Researchers from China's Southern University of Science and Technology, Shanghai Jiao Tong University, City University of Hong Kong and Australia's Western Sydney University have reported a breakthrough in advancing the stability and performance of perovskite solar cells (PSCs). While solution processing offers a low-cost pathway for scalable PSC manufacturing, the instability of perovskite materials - particularly during solution ageing in air - has long hindered consistent device efficiency and commercial viability.
The team systematically investigated the rapid degradation of FA-rich perovskite precursor solutions when exposed to air, finding that oxidative reactions, especially iodine generation, severely compromise film quality. To overcome this, they introduced a multifunctional additive, 4-(trifluoromethyl) phenylhydrazine (TFPH), which effectively stabilizes the perovskite in both its solution and solid phases.
TFPH achieves this through a combination of chemical and structural mechanisms: the hydrazine group suppresses oxidative decomposition by acting as a redox-active stabilizer, while the trifluoromethyl group enhances dipole interactions that guide crystal orientation, relax lattice strain, and improve film morphology. Together, these effects reduce impurity levels and defect density, resulting in highly uniform and durable perovskite layers.
When TFPH was incorporated into perovskite precursor solutions, the resulting PSCs consistently delivered power conversion efficiencies around 26.0%, irrespective of ageing time. Even more notably, the devices exhibited exceptional operational stability, maintaining over 92% of their initial efficiency after 1830 hours of continuous operation under the ISOS-L-3 protocol.
These findings demonstrate that TFPH not only mitigates degradation during solution storage but also enhances long-term device performance and reproducibility across fabrication batches.
Beyond its immediate performance benefits, the molecular design of TFPH presents a broader framework for stabilizing various perovskite compositions, from standard to narrow- and wide-bandgap systems.

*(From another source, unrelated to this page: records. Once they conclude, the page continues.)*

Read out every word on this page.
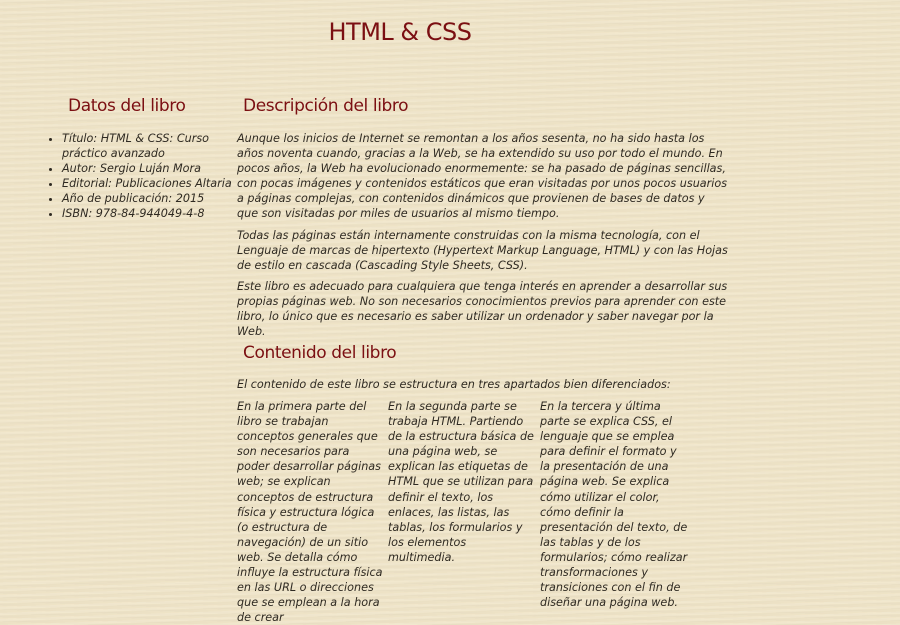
HTML & CSS
Datos del libro
• Título: HTML & CSS: Curso práctico avanzado
• Autor: Sergio Luján Mora
• Editorial: Publicaciones Altaria
• Año de publicación: 2015
• ISBN: 978-84-944049-4-8
Descripción del libro

Aunque los inicios de Internet se remontan a los años sesenta, no ha sido hasta los años noventa cuando, gracias a la Web, se ha extendido su uso por todo el mundo. En pocos años, la Web ha evolucionado enormemente: se ha pasado de páginas sencillas, con pocas imágenes y contenidos estáticos que eran visitadas por unos pocos usuarios a páginas complejas, con contenidos dinámicos que provienen de bases de datos y que son visitadas por miles de usuarios al mismo tiempo.

Todas las páginas están internamente construidas con la misma tecnología, con el Lenguaje de marcas de hipertexto (Hypertext Markup Language, HTML) y con las Hojas de estilo en cascada (Cascading Style Sheets, CSS).

Este libro es adecuado para cualquiera que tenga interés en aprender a desarrollar sus propias páginas web. No son necesarios conocimientos previos para aprender con este libro, lo único que es necesario es saber utilizar un ordenador y saber navegar por la Web.

Contenido del libro

El contenido de este libro se estructura en tres apartados bien diferenciados:

En la primera parte del libro se trabajan conceptos generales que son necesarios para poder desarrollar páginas web; se explican conceptos de estructura física y estructura lógica (o estructura de navegación) de un sitio web. Se detalla cómo influye la estructura física en las URL o direcciones que se emplean a la hora de crear

En la segunda parte se trabaja HTML. Partiendo de la estructura básica de una página web, se explican las etiquetas de HTML que se utilizan para definir el texto, los enlaces, las listas, las tablas, los formularios y los elementos multimedia.

En la tercera y última parte se explica CSS, el lenguaje que se emplea para definir el formato y la presentación de una página web. Se explica cómo utilizar el color, cómo definir la presentación del texto, de las tablas y de los formularios; cómo realizar transformaciones y transiciones con el fin de diseñar una página web.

It also opens opportunities for synergistic applications with other stabilizers, such as polymer additives or interfacial modifiers, to further optimize device lifetime and resilience.
By revealing the fundamental mechanisms driving perovskite precursor degradation and proposing a practical, scalable solution, this work represents a potential step toward industrial-scale manufacturing of high-efficiency, stable perovskite solar cells.